El primer objetivo del proyecto de Presupuestos Generales del Estado para 2023 es contentar a quienes deben votarlos en el Congreso, que hay que asegurarse un año más en el poder. El segundo, conseguir para las próximas elecciones el voto de pensionistas, casi diez millones de ciudadanos, y de empleados públicos, otros tres y medio. Es decir, trece millones de personas en un país de cuarenta y siete de los que deben descontarse niños y menores de edad que no votan. ¿Y cómo se hace eso? Pues pagando, por supuesto. Con el dinero que consiga sacarnos a usted y a mí, y cuando eso no sea suficiente, que no lo es, pidiéndolo prestado al precio que sea.
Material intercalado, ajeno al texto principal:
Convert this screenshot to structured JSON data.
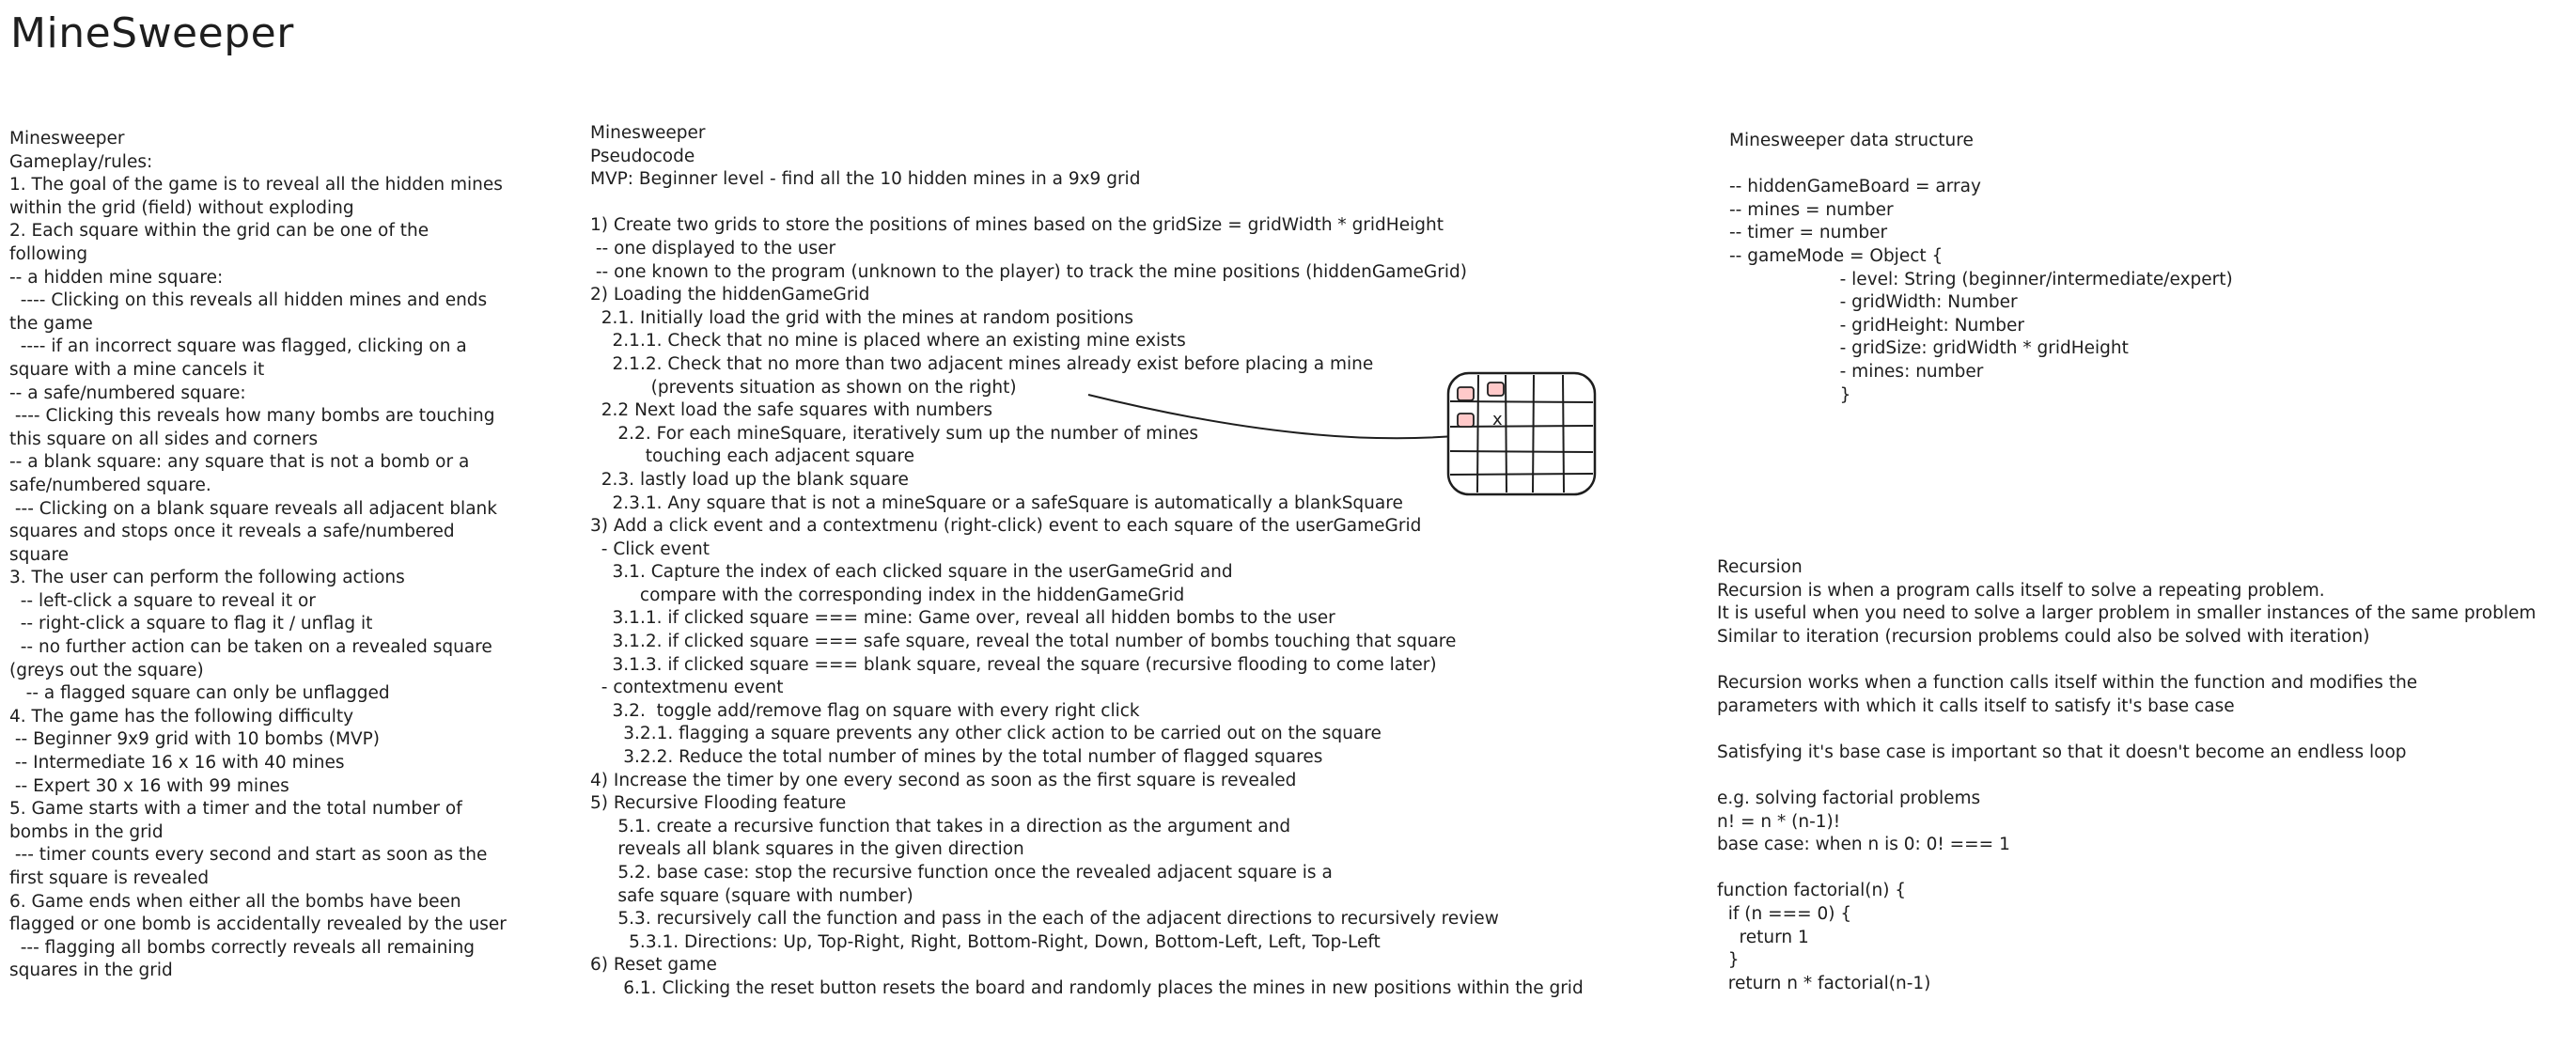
{
  "page_title": "MineSweeper",
  "rules": {
    "lines": [
      "Minesweeper",
      "Gameplay/rules:",
      "1. The goal of the game is to reveal all the hidden mines",
      "within the grid (field) without exploding",
      "2. Each square within the grid can be one of the",
      "following",
      "-- a hidden mine square:",
      "  ---- Clicking on this reveals all hidden mines and ends",
      "the game",
      "  ---- if an incorrect square was flagged, clicking on a",
      "square with a mine cancels it",
      "-- a safe/numbered square:",
      " ---- Clicking this reveals how many bombs are touching",
      "this square on all sides and corners",
      "-- a blank square: any square that is not a bomb or a",
      "safe/numbered square.",
      " --- Clicking on a blank square reveals all adjacent blank",
      "squares and stops once it reveals a safe/numbered",
      "square",
      "3. The user can perform the following actions",
      "  -- left-click a square to reveal it or",
      "  -- right-click a square to flag it / unflag it",
      "  -- no further action can be taken on a revealed square",
      "(greys out the square)",
      "   -- a flagged square can only be unflagged",
      "4. The game has the following difficulty",
      " -- Beginner 9x9 grid with 10 bombs (MVP)",
      " -- Intermediate 16 x 16 with 40 mines",
      " -- Expert 30 x 16 with 99 mines",
      "5. Game starts with a timer and the total number of",
      "bombs in the grid",
      " --- timer counts every second and start as soon as the",
      "first square is revealed",
      "6. Game ends when either all the bombs have been",
      "flagged or one bomb is accidentally revealed by the user",
      "  --- flagging all bombs correctly reveals all remaining",
      "squares in the grid"
    ]
  },
  "pseudocode": {
    "lines": [
      "Minesweeper",
      "Pseudocode",
      "MVP: Beginner level - find all the 10 hidden mines in a 9x9 grid",
      "",
      "1) Create two grids to store the positions of mines based on the gridSize = gridWidth * gridHeight",
      " -- one displayed to the user",
      " -- one known to the program (unknown to the player) to track the mine positions (hiddenGameGrid)",
      "2) Loading the hiddenGameGrid",
      "  2.1. Initially load the grid with the mines at random positions",
      "    2.1.1. Check that no mine is placed where an existing mine exists",
      "    2.1.2. Check that no more than two adjacent mines already exist before placing a mine",
      "           (prevents situation as shown on the right)",
      "  2.2 Next load the safe squares with numbers",
      "     2.2. For each mineSquare, iteratively sum up the number of mines",
      "          touching each adjacent square",
      "  2.3. lastly load up the blank square",
      "    2.3.1. Any square that is not a mineSquare or a safeSquare is automatically a blankSquare",
      "3) Add a click event and a contextmenu (right-click) event to each square of the userGameGrid",
      "  - Click event",
      "    3.1. Capture the index of each clicked square in the userGameGrid and",
      "         compare with the corresponding index in the hiddenGameGrid",
      "    3.1.1. if clicked square === mine: Game over, reveal all hidden bombs to the user",
      "    3.1.2. if clicked square === safe square, reveal the total number of bombs touching that square",
      "    3.1.3. if clicked square === blank square, reveal the square (recursive flooding to come later)",
      "  - contextmenu event",
      "    3.2.  toggle add/remove flag on square with every right click",
      "      3.2.1. flagging a square prevents any other click action to be carried out on the square",
      "      3.2.2. Reduce the total number of mines by the total number of flagged squares",
      "4) Increase the timer by one every second as soon as the first square is revealed",
      "5) Recursive Flooding feature",
      "     5.1. create a recursive function that takes in a direction as the argument and",
      "     reveals all blank squares in the given direction",
      "     5.2. base case: stop the recursive function once the revealed adjacent square is a",
      "     safe square (square with number)",
      "     5.3. recursively call the function and pass in the each of the adjacent directions to recursively review",
      "       5.3.1. Directions: Up, Top-Right, Right, Bottom-Right, Down, Bottom-Left, Left, Top-Left",
      "6) Reset game",
      "      6.1. Clicking the reset button resets the board and randomly places the mines in new positions within the grid"
    ]
  },
  "data_structure": {
    "lines": [
      "Minesweeper data structure",
      "",
      "-- hiddenGameBoard = array",
      "-- mines = number",
      "-- timer = number",
      "-- gameMode = Object {",
      "                    - level: String (beginner/intermediate/expert)",
      "                    - gridWidth: Number",
      "                    - gridHeight: Number",
      "                    - gridSize: gridWidth * gridHeight",
      "                    - mines: number",
      "                    }"
    ]
  },
  "recursion": {
    "lines": [
      "Recursion",
      "Recursion is when a program calls itself to solve a repeating problem.",
      "It is useful when you need to solve a larger problem in smaller instances of the same problem",
      "Similar to iteration (recursion problems could also be solved with iteration)",
      "",
      "Recursion works when a function calls itself within the function and modifies the",
      "parameters with which it calls itself to satisfy it's base case",
      "",
      "Satisfying it's base case is important so that it doesn't become an endless loop",
      "",
      "e.g. solving factorial problems",
      "n! = n * (n-1)!",
      "base case: when n is 0: 0! === 1",
      "",
      "function factorial(n) {",
      "  if (n === 0) {",
      "    return 1",
      "  }",
      "  return n * factorial(n-1)"
    ]
  },
  "sketch": {
    "cross_mark": "x",
    "mine_fill": "#ffc9c9",
    "stroke": "#1e1e1e"
  }
}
Para que se hagan una idea: La primera partida de gasto es el pago de pensiones y desempleo. La segunda, el pago de la deuda. La tercera, gastos generales de la administraciones públicas y solo en cuarto lugar, llegamos por fin a las políticas específicas de gasto público, o sea, a Sanidad, infraestructuras y Educación. Es decir, se gasta más en el aparato que en lo que debe hacer el aparato.
Por mucho que estemos en esas tasas de inflación interanual, nadie en la economía real repercute ese porcentaje en su actividad. Ni se paga en sueldos, ni se aumenta en los contratos
Por si esta distribución del gasto no fuera ya por sí sola del todo insostenible, nuestro rey Sol de La Moncloa ha decidido una subida de un 8,5 por cien en línea para pensionistas y 3.5 para los empleados públicos. Párense a pensarlo. Un ocho y medio por ciento. Que levante la mano el trabajador por cuenta ajena en el sector privado al que se le haya subido el sueldo en esa medida. Por mucho que estemos en esas tasas de inflación interanual, nadie en la economía real repercute ese porcentaje en su actividad. Ni se paga en sueldos, ni se aumenta en los contratos. Por la sencilla razón de que no se puede. Ni los empresarios pueden pagar más sin llevarse por delante el futuro de sus negocios, ni tampoco puede cobrarse a los clientes y arrendatarios sin que estos a su vez se queden sin capacidad de pago. A diferencia del papel del Ministerio que todo lo aguanta, y de la falta de responsabilidad del que redacta los presupuestos, la pequeña economía de cada uno tiene límites muy claros. El asunto es que la carga de cada vez más recae en las espaldas de cada vez menos, y con ese desparpajo con el que se maneja el dinero que no se ha sudado personalmente, se está comprometiendo el futuro de varias generaciones que quedarán sujetas al yugo de la deuda contraída por un tipo que antepuso su interés particular al de toda la nación.
Cuentan que la primera vez que Josep Plá viajó a Estados Unidos, al ver desde el barco la silueta de Manhattan iluminada preguntó, atónito, “i tot aixó qui ho paga?” ("y todo esto, ¿quién lo paga?”) Pues lo pagamos nosotros, nuestros hijos y nuestros nietos, si es que para entonces tienen algo con qué pagar.